An UPLC–MS/MS method for separation and accurate quantification of tamoxifen and its metabolites isomers

•Development and validation of an UPLC–MS/MS assay of tamoxifen and metabolites.•E-, Z-, Z′-endoxifen, 4-, 4′-hydroxytamoxifen resolution.•Tamoxifen and metabolites quantification in patient plasma samples. A selective and accurate analytical method is needed to quantify tamoxifen and its phase I metabolites in a prospective clinical protocol, for evaluation of pharmacokinetic parameters of tamoxifen and its metabolites in adjuvant treatment of breast cancer.

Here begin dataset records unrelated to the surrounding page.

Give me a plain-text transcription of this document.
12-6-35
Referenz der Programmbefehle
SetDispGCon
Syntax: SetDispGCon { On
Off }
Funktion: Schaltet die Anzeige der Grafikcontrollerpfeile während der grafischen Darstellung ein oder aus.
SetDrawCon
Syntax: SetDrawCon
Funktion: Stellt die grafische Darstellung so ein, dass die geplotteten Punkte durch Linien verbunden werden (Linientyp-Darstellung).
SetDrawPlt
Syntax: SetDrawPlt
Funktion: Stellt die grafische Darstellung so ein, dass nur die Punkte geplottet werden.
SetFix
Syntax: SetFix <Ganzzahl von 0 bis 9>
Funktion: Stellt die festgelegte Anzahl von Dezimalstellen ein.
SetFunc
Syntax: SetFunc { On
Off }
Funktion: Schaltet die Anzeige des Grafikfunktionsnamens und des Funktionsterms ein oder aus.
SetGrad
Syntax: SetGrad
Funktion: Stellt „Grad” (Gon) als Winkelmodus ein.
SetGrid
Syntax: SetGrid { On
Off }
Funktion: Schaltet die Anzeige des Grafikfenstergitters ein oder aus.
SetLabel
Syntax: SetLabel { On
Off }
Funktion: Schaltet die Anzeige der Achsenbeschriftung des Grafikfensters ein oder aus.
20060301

The selectivity of the analytical method is a fundamental criteria to allow the quantification of the main active metabolites (Z)-isomers from (Z)′-isomers. An UPLC–MS/MS method was developed and validated for the quantification of (Z)-tamoxifen, (Z)-endoxifen, (E)-endoxifen, Z′-endoxifen, (Z)′-endoxifen, (Z)-4-hydroxytamoxifen, (Z)-4′-hydroxytamoxifen, N-desmethyl tamoxifen, and tamoxifen-N-oxide. The validation range was set between 0.5ng/mL and 125ng/mL for 4-hydroxytamoxifen and endoxifen isomers, and between 12.5ng/mL and 300ng/mL for tamoxifen, tamoxifen N-desmethyl and tamoxifen-N-oxide. The application to patient plasma samples was performed.